One-sample inference

Refresher on categorical frequency distributions

Sample proportions are most easily calculated from categorical frequency distributions – tables of counts of each value.

Earlier in the quarter, you learned how to construct these using table(...):

# extract variable of interest
dia <- nhanes$diabetes

# construct table of counts
table(dia)

dia
Yes  No 
 57 443

You also saw how to convert the counts to proportions using prop.table*():

# compute sample proportions
table(dia) |> prop.table()

dia
  Yes    No 
0.114 0.886

The sample proportions provide point estimates for the population proportions.
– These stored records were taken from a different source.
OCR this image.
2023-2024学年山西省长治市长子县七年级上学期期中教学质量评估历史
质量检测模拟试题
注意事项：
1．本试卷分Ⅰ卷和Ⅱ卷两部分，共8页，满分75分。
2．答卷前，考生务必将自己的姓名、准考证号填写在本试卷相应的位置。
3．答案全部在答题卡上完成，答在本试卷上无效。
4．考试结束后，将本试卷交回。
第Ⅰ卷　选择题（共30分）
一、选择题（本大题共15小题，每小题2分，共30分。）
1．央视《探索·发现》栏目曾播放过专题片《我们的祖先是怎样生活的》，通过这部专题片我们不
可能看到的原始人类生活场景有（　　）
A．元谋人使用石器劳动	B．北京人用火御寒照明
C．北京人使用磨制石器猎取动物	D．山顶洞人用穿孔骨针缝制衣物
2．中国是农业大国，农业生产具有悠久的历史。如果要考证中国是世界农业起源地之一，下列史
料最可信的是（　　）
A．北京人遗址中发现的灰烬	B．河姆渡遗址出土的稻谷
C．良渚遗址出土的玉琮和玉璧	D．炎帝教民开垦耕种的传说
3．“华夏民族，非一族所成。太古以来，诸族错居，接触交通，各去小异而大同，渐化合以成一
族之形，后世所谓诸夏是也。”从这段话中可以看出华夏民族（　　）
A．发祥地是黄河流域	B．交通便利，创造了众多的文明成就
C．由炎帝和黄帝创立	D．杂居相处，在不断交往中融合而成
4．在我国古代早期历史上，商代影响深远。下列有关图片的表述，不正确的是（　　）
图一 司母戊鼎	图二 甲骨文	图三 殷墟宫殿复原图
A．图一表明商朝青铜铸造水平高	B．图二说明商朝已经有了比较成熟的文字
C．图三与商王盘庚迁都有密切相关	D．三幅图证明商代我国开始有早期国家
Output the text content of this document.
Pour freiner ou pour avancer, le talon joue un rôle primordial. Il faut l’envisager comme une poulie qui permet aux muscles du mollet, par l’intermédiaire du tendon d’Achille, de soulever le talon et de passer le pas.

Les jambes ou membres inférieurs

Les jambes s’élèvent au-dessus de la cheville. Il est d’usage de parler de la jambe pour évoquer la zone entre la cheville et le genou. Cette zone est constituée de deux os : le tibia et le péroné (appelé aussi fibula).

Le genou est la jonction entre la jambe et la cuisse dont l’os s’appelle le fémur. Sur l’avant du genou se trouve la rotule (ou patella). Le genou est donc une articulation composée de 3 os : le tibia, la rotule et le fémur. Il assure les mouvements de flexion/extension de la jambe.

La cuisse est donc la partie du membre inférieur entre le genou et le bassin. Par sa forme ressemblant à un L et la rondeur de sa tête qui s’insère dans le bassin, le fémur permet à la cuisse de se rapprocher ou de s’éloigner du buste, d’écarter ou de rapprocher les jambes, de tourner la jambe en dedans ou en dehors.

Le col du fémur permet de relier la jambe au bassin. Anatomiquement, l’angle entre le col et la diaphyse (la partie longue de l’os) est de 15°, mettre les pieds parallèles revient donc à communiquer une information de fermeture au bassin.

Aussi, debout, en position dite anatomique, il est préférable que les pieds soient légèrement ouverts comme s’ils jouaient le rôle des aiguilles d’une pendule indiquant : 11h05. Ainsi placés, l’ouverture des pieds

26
Diabetes prevalence among U.S. adults is estimated to be 11.4%.

Your turn

The sleeptrouble variable in the NHANES dataset records whether the participant experiences sleep trouble.

Estimate the proportion of U.S. adults that experience sleep trouble.

Solution

# extract variable of interest
sleep <- nhanes$sleeptrouble

# compute sample proportions
table(sleep) |> prop.table()

sleep
  Yes    No 
0.278 0.722

An estimated 27.8% of U.S. adults experience sleep trouble.

Exact inference

Exact inference for a population proportion is based on the binomial probability distribution, which gives an exact probability for recording a count of x occurrences of an outcome of interest among n independent observations in terms of the outcome probability p:

$P r (x) = (\binom{n}{x}) p^{x} (1 - p)^{n - x}$ In R, one can calculate these probabilities. For example, the chance of observing 12 occurrences of an outcome with probability 0.7 among 20 observations is about 11.4%:

# calculate a binomial probability
dbinom(x = 12, size = 20, prob = 0.7)

[1] 0.1143967

Similarly, exact methods based on the binomial utilize the sample size n and the tally x of the number of outcomes of interest (e.g., has diabetes, experiences sleep trouble, etc.). We can get this information from the table of counts:

# outcome counts for diabetes data
table(dia)

dia
Yes  No 
 57 443

Then, to test whether the population proportion is 0.095, provide the outcome tally and sample size with the hypothetical proportion to binom.test(...):

# exact inference using binomial
binom.test(x = 57, n = 500, p = 0.095)


    Exact binomial test

data:  57 and 500
number of successes = 57, number of trials = 500, p-value = 0.1473
alternative hypothesis: true probability of success is not equal to 0.095
95 percent confidence interval:
 0.0874949 0.1451685
sample estimates:
probability of success 
                 0.114

Notice that the default is to perform a two-sided test. The result is interpreted as follows:

The data do not provide evidence that diabetes prevalence among U.S. adults differs from 9.5% (exact binomial test, p = 0.1473). With 95% confidence, prevalence is estimated to be between 8.75% and 14.5%.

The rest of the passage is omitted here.